Variation of overall triple point trajectory angle for two kinds of step-like wedge

5.2 Shock reflection over a rough-surface wedge

If we consider the situation of w<<1, we have a rough-surface wedge (Fig. 2b). The roughness, which corresponds to w in the step-like wedge, is 1 inch/60 ≈ 0.42 mm. Figure 7 shows the reflected wave structure over the rough-surface wedge for M _i=1.40. The compression wavelets that cover the region behind the accumulated reflected wave exhibit a surprisingly regular pattern considering the irregularity of the wedge surface.

Fig. 7

Visualized reflected wave structure over the rough-surface wedge (M _i=1.40, θ _w=20°, #=60, x=71.5 mm)

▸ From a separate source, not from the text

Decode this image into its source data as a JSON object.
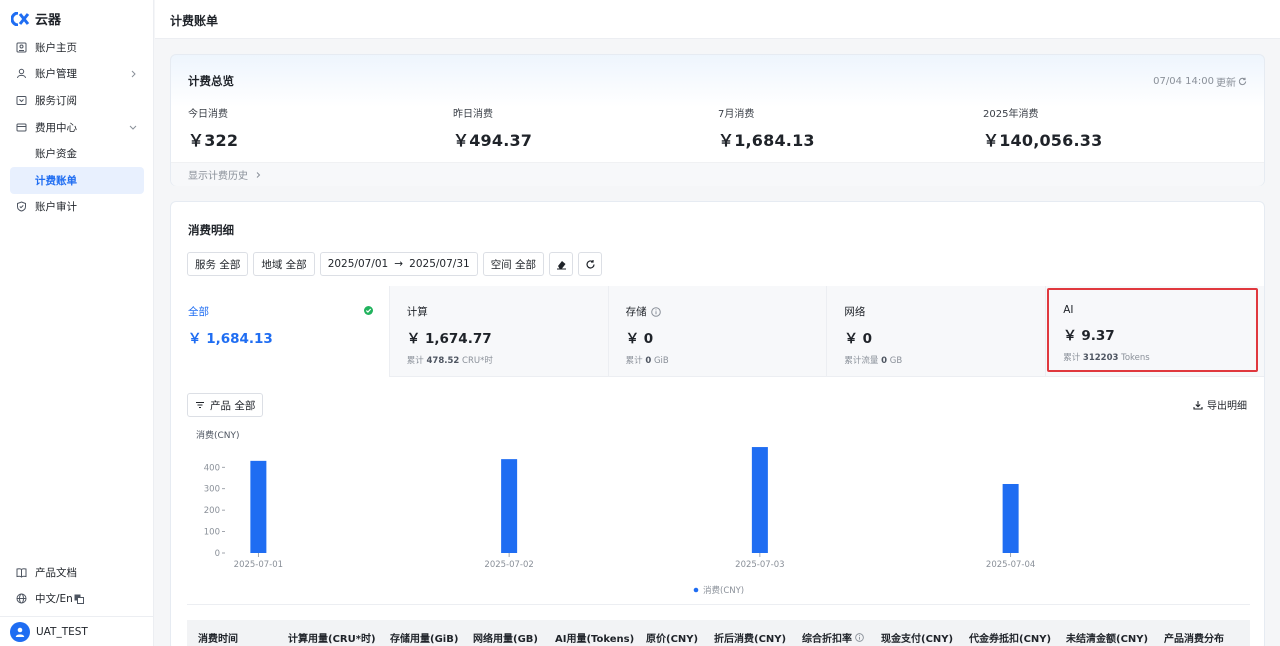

Figure 8 presents the triple point trajectory in dimensionless coordinates. The data corresponding to each incident shock Mach number show that the triple point moves along a straight line through the leading edge. The slopes of the least-squares approximation line for Mach number data are 0.5355 (28.16°), 0.5781 (30.03°), and 0.6033 (31.10°). They are quite near the triple point trajectory angle χ for oblique shock reflection (Table 1).

Fig. 8

Nondimensionalized triple point trajectory for rough-surface wedge

Figure 9 presents the variation of the overall triple-point trajectory angle. In the rough-surface case, the angle is large in the early stage for the same reason as in the step-like wedge case, decreases monotonically toward the oblique shock value χ _s, and then remains almost constant. In contrast to the step-like wedge case, the present case has no “first” triple point. We therefore define the location of the triple point as the intersection of the high-pressure side of the incident shock wave and the low-pressure side of the reflected shock wave. Angle χ, thus defined, is considered slightly overestimated. In particular, this overestimation is large at x/w<20 where the visualized incident shock front is thick. For M _i=1.20, angle χ decreases almost monotonically over the whole range, demonstrating the opposite tendency to the step-like wedge case. It may be regarded that χ has reached the asymptotic value (χ _s) at x/w>100 and that the reflected wave formed by the accumulation of compression wavelets has developed into a shock wave.

Fig. 9

Variation of overall triple point trajectory angle for rough-surface wedge

6 Conclusions

We conducted a series of experiments using a step-like wedge in order to visualize the shock wave formation process. To estimate the shock formation, we measured the overall triple-point trajectory angle χ defined by the slope of the straight line connecting the wedge tip and the triple point. χ increased from the glancing incidence value χ _g toward the oblique shock value χ _s. We also conducted an experiment with a rough-surface wedge as the limiting case of a step-like wedge. Qualitatively, we obtained similar results in that the angle χ approaches χ _s, although χ was closer to χ _s than in the step-like wedge cases. The step-like wedge turns out to be a useful device for generating a series of weak compression waves.